Je lis Pierre Loti avec bonheur.
Le lire et apprécier ses textes ne revient pas à déifier l’auteur. Parfois ses appréciations sont cruelles, sur les Japonais notamment. On pourrait y voir une forme de racisme mais ce serait mal comprendre l’auteur. Il avait ses passions, ses préférences, ses défiances, ses appréciations et ses rejets mais en aucun cas, il ne rejetait l’autre au motif qu’il était différent de lui. Dreyfusard, il a su discerner ce qui relève de la justice, de l’équité et du mauvais procès. Certes, il ne construit pas des histoires à tiroir avec de l’action permanente, du suspens, des destins qui se croisent.
La plupart de ces ouvrages me semblent le reflet de sa propre expérience de vie avec un ténu filtre de fiction. Son œuvre est un récit de vies, les siennes. Ces livres évoquent des atmosphères qui, avec le temps qui passe acquièrent une dimension parfois onirique et exotique. Japoneries d’Automne est un ensemble de textes qui ne peut pas laisser indifférent. L’évocation de sa présentation à l’impératrice du Japon ou sa visite des temples perdus dans la forêt donnent des frissons et portent le lecteur loin de son banal quotidien. Le Livre de la Pitié et de la mort, ode à la mémoire et à ce temps et ces êtres qui disparaissent est un régal. Evidemment, il y a la Turquie, ce pays qu’il a tant aimé et Istanbul.

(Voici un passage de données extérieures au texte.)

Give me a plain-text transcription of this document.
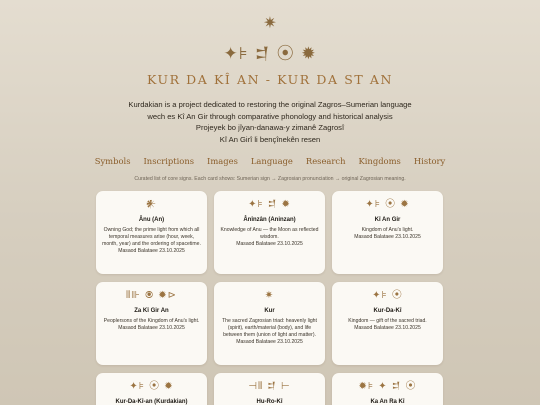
✷
✦⊧ 𒄑 ⦿ ✹
KUR DA KÎ AN - KUR DA ST AN
Kurdakian is a project dedicated to restoring the original Zagros–Sumerian language
wech es Kî An Gir through comparative phonology and historical analysis
Projeyek bo jîyan-danawa-y zimanê Zagrosî
Kî An Girî li bençînekên resen
Symbols Inscriptions Images Language Research Kingdoms History
Curated list of core signs. Each card shows: Sumerian sign → Zagrosian pronunciation → original Zagrosian meaning.
𒀭
Ânu (An)
Owning God; the prime light from which all temporal measures arise (hour, week, month, year) and the ordering of spacetime.
Masaod Balataee 23.10.2025
✦⊧ 𒄑 ✹
Ânînzân (Aninzan)
Knowledge of Anu — the Moon as reflected wisdom.
Masaod Balataee 23.10.2025
✦⊧ ⦿ ✹
Kî An Gir
Kingdom of Anu's light.
Masaod Balataee 23.10.2025
⫴⊪ ⦿ ✹⊳
Za Kî Gir An
Peoplersons of the Kingdom of Anu's light.
Masaod Balataee 23.10.2025
✷
Kur
The sacred Zagrosian triad: heavenly light (spirit), earth/material (body), and life between them (union of light and matter).
Masaod Balataee 23.10.2025
✦⊧ ⦿
Kur-Da-Kî
Kingdom — gift of the sacred triad.
Masaod Balataee 23.10.2025
✦⊧ ⦿ ✹
Kur-Da-Kî-an (Kurdakian)
⊣⫴ 𒄑 ⊢
Hu-Ro-Kî
✹⊧ ✦ 𒄑 ⦿
Ka An Ra Kî
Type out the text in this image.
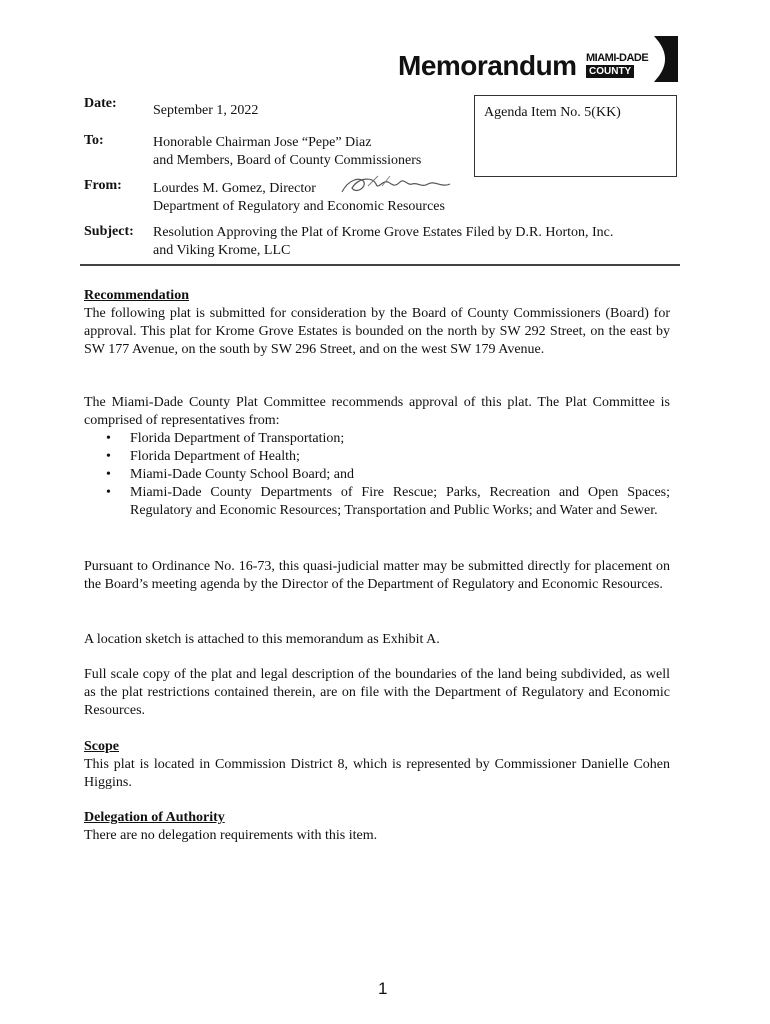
Memorandum MIAMI-DADE
COUNTY
Date:	September 1, 2022	Agenda Item No. 5(KK)
To:	Honorable Chairman Jose “Pepe” Diaz
and Members, Board of County Commissioners
From: Lourdes M. Gomez, Director
Department of Regulatory and Economic Resources
Subject: Resolution Approving the Plat of Krome Grove Estates Filed by D.R. Horton, Inc.
and Viking Krome, LLC
Recommendation
The following plat is submitted for consideration by the Board of County Commissioners (Board) for approval. This plat for Krome Grove Estates is bounded on the north by SW 292 Street, on the east by SW 177 Avenue, on the south by SW 296 Street, and on the west SW 179 Avenue.
The Miami-Dade County Plat Committee recommends approval of this plat. The Plat Committee is comprised of representatives from:
• Florida Department of Transportation;
• Florida Department of Health;
• Miami-Dade County School Board; and
• Miami-Dade County Departments of Fire Rescue; Parks, Recreation and Open Spaces; Regulatory and Economic Resources; Transportation and Public Works; and Water and Sewer.
Pursuant to Ordinance No. 16-73, this quasi-judicial matter may be submitted directly for placement on the Board’s meeting agenda by the Director of the Department of Regulatory and Economic Resources.
A location sketch is attached to this memorandum as Exhibit A.
Full scale copy of the plat and legal description of the boundaries of the land being subdivided, as well as the plat restrictions contained therein, are on file with the Department of Regulatory and Economic Resources.
Scope
This plat is located in Commission District 8, which is represented by Commissioner Danielle Cohen Higgins.
Delegation of Authority
There are no delegation requirements with this item.
1
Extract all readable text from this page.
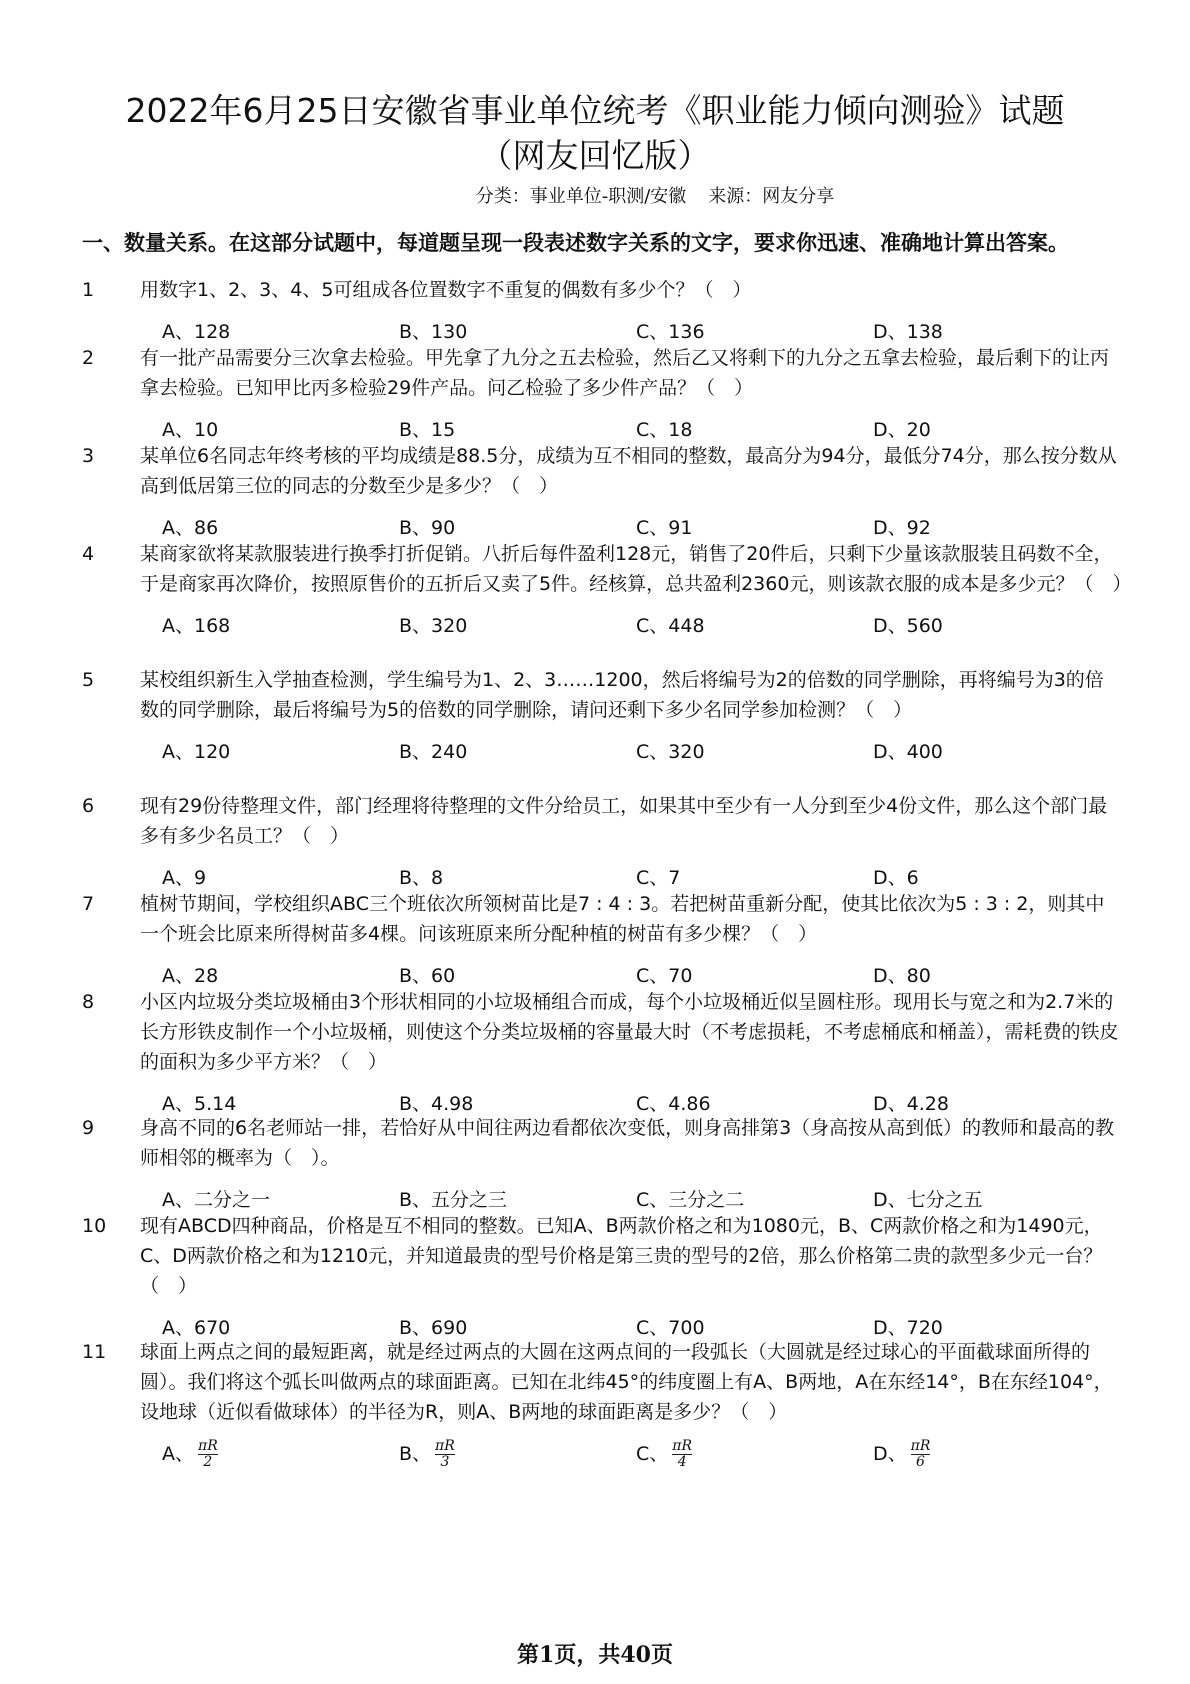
2022年6月25日安徽省事业单位统考《职业能力倾向测验》试题
（网友回忆版）
分类：事业单位-职测/安徽 来源：网友分享
一、数量关系。在这部分试题中，每道题呈现一段表述数字关系的文字，要求你迅速、准确地计算出答案。
1 用数字1、2、3、4、5可组成各位置数字不重复的偶数有多少个？（　）
A、128	B、130	C、136	D、138
2 有一批产品需要分三次拿去检验。甲先拿了九分之五去检验，然后乙又将剩下的九分之五拿去检验，最后剩下的让丙拿去检验。已知甲比丙多检验29件产品。问乙检验了多少件产品？（　）
A、10	B、15	C、18	D、20
3 某单位6名同志年终考核的平均成绩是88.5分，成绩为互不相同的整数，最高分为94分，最低分74分，那么按分数从高到低居第三位的同志的分数至少是多少？（　）
A、86	B、90	C、91	D、92
4 某商家欲将某款服装进行换季打折促销。八折后每件盈利128元，销售了20件后，只剩下少量该款服装且码数不全，于是商家再次降价，按照原售价的五折后又卖了5件。经核算，总共盈利2360元，则该款衣服的成本是多少元？（　）
A、168	B、320	C、448	D、560
5 某校组织新生入学抽查检测，学生编号为1、2、3……1200，然后将编号为2的倍数的同学删除，再将编号为3的倍数的同学删除，最后将编号为5的倍数的同学删除，请问还剩下多少名同学参加检测？（　）
A、120	B、240	C、320	D、400
6 现有29份待整理文件，部门经理将待整理的文件分给员工，如果其中至少有一人分到至少4份文件，那么这个部门最多有多少名员工？（　）
A、9	B、8	C、7	D、6
7 植树节期间，学校组织ABC三个班依次所领树苗比是7 : 4 : 3。若把树苗重新分配，使其比依次为5 : 3 : 2，则其中一个班会比原来所得树苗多4棵。问该班原来所分配种植的树苗有多少棵？（　）
A、28	B、60	C、70	D、80
8 小区内垃圾分类垃圾桶由3个形状相同的小垃圾桶组合而成，每个小垃圾桶近似呈圆柱形。现用长与宽之和为2.7米的长方形铁皮制作一个小垃圾桶，则使这个分类垃圾桶的容量最大时（不考虑损耗，不考虑桶底和桶盖），需耗费的铁皮的面积为多少平方米？（　）
A、5.14	B、4.98	C、4.86	D、4.28
9 身高不同的6名老师站一排，若恰好从中间往两边看都依次变低，则身高排第3（身高按从高到低）的教师和最高的教师相邻的概率为（　）。
A、二分之一	B、五分之三	C、三分之二	D、七分之五
10 现有ABCD四种商品，价格是互不相同的整数。已知A、B两款价格之和为1080元，B、C两款价格之和为1490元，C、D两款价格之和为1210元，并知道最贵的型号价格是第三贵的型号的2倍，那么价格第二贵的款型多少元一台？（　）
A、670	B、690	C、700	D、720
11 球面上两点之间的最短距离，就是经过两点的大圆在这两点间的一段弧长（大圆就是经过球心的平面截球面所得的圆）。我们将这个弧长叫做两点的球面距离。已知在北纬45°的纬度圈上有A、B两地，A在东经14°，B在东经104°，设地球（近似看做球体）的半径为R，则A、B两地的球面距离是多少？（　）
A、 $\frac{\pi R}{2}$	B、 $\frac{\pi R}{3}$	C、 $\frac{\pi R}{4}$	D、 $\frac{\pi R}{6}$
第1页，共40页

Les Désenchantées est une œuvre remarquable malgré une construction un peu rigide mais que d’images, de couleurs et d’évocations frappantes.
Pierre Loti a sans doute cherché toute sa vie cet autre, qui en lui, lui intimait l’ordre de partir et d’aller vers un ailleurs où les sensations de vivre et d’approcher du mystère du monde donnaient sens à sa vie. Je me souviens d’une dédicace à Myriam Harry avec cette formule révélatrice d’un Loti « multiple » car épousant d’autres cultures : « Du bédouin à la bédouine »
Je pense que ceux qui ne lisent pas Loti se protègent d’un constat douloureux : celui de la médiocrité de la plupart des écrivains contemporains.